La Corte Costituzionale, però, ha già affrontato la questione di costituzionalità della norma in esame relativamente ai profilo di contrasto evidenziati dal ricorrente, dell’indiscriminato accomunamento di tutti i casi di accompagnamento coattivo alla frontiera, ritenendola tuttavia infondata con sentenza n. 206 del 26.5.2006, evidenziando che nel sistema normativo anteriore al 2002 l’ accompagnamento alla frontiera non era correlato a lievi irregolarità amministrative ma alla situazione di coloro che avessero già dimostrato la pervicace volontà di rimanere in Italia in una posizione di irregolarità tale da sottrarli ad ogni normale controllo o di coloro che tale volontà lasciassero presumere all’esito di una valutazione dei singoli casi condotta sulla base di specifici elementi (sottrazione ai controlli di frontiera e mancanza di un documento d’identità). Secondo la Corte la regolamentazione dell’ingresso e del soggiorno dello straniero nel territorio nazionale è collegata alla ponderazione di svariati interessi pubblici, quali, ad esempio, la sicurezza e la sanità pubblica, l’ordine pubblico, i vincoli di carattere internazionale e la politica nazionale in tema di immigrazione. E tale ponderazione spetta in via primaria al legislatore ordinario, il quale possiede in materia un’ampia discrezionalità, limitata, sotto il profilo della conformità a Costituzione, soltanto dal vincolo che le sue scelte non risultino manifestamente irragionevoli.

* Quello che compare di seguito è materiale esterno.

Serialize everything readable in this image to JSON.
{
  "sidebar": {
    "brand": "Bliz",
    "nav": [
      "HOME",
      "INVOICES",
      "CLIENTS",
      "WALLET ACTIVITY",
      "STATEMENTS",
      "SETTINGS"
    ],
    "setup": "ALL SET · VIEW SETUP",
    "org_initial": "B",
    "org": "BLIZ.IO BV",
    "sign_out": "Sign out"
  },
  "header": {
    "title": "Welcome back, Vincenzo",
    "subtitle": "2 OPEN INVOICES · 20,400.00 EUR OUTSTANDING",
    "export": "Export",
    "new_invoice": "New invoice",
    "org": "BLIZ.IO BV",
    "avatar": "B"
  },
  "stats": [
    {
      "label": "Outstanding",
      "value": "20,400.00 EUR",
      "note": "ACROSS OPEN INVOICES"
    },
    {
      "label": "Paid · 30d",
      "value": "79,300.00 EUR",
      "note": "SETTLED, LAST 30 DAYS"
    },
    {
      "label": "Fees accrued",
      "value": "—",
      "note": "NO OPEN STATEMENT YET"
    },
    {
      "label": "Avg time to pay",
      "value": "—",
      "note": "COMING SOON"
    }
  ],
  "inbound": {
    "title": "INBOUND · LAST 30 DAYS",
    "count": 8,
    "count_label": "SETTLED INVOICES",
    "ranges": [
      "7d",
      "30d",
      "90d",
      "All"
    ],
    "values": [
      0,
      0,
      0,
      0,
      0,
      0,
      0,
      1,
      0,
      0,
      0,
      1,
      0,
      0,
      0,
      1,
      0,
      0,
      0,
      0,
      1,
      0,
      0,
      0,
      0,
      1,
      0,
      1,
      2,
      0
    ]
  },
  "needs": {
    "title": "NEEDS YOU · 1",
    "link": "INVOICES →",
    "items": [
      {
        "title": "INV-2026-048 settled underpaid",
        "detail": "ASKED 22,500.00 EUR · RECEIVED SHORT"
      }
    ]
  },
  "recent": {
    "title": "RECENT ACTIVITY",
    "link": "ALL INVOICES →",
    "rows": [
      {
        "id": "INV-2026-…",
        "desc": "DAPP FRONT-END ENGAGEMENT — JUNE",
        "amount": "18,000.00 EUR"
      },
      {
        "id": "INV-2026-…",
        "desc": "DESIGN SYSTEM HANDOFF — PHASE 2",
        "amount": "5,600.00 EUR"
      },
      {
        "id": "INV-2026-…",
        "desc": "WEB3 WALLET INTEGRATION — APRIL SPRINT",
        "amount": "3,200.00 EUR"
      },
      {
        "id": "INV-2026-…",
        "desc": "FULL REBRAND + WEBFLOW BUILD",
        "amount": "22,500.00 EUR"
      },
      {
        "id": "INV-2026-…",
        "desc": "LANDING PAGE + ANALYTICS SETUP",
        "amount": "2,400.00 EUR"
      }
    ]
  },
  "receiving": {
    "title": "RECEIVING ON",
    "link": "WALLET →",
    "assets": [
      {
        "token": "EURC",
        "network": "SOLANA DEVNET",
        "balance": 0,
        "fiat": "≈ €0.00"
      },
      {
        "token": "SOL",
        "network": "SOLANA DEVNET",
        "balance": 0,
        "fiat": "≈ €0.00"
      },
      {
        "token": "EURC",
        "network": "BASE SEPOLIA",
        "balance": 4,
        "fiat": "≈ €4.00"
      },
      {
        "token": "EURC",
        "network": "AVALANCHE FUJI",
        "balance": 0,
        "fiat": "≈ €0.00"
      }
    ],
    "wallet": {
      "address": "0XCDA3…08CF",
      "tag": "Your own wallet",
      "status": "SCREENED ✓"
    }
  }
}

Alla stregua di tali principi, secondo la Corte la scelta del legislatore di escludere la legalizzazione dei rapporti di lavoro dei cittadini extracomunitari colpiti da provvedimenti di espulsione con accompagnamento alla frontiera non è manifestamente irragionevole e la disposizione censurata, tenuto conto del complesso degli interessi da tutelare, non incorre nel vizio del trattamento normativo eguale per situazioni sostanzialmente difformi.

Nella fattispecie in esame, legittimamente l’Amministrazione ha respinto l’istanza di emersione di lavoro irregolare presentata a favore del ricorrente dalla Sig.ra Gallotta ai sensi dell’art. 33, l. n. 189 del 2002, in quanto questo era stato destinatario di un decreto di espulsione con accompagnamento coattivo alla frontiera, avente valore preclusivo al conseguimento del beneficio in esame, costuitendo l’atto di diniego in contestazione, per l’Amministrazione, un atto dovuto, che questa era tenuta ad adottare, trattandosi di attività vincolata, senza disporre di alcun margine di valutazione discrezionale in merito ad eventuali circostanze sopravvenute favorevoli o particolari situazioni personali dell’interessato.

Ne consegue che risulta influente l’omessa comunicazione di avvio del procedimento prevista dall’articolo 7 della legge 241, in quanto trattandosi di provvedimento di natura vincolata, l’interessato non avrebbe potuto giovarsi della partecipazione procedimentale, non potendo il motivo ostativo relativo all’espulsione con accompagnamento alla frontiera sopra indicata essere superato dalle osservazioni della ricorrente.

Il ricorso deve pertanto essere respinto.

Sussistono tuttavia motivi di equità l’integrale compensazione delle spese di giudizio tra le parti, ivi compresi diritti ed onorari.

P.Q.M.

Il Tribunale Amministrativo Regionale per il Lazio (Sezione Seconda Quater), definitivamente pronunciando sul ricorso, come in epigrafe proposto, lo respinge.

Spese compensate.

Ordina che la presente sentenza sia eseguita dall’autorità amministrativa.

Testo non ufficiale. La sola stampa del bollettino ufficiale ha carattere legale.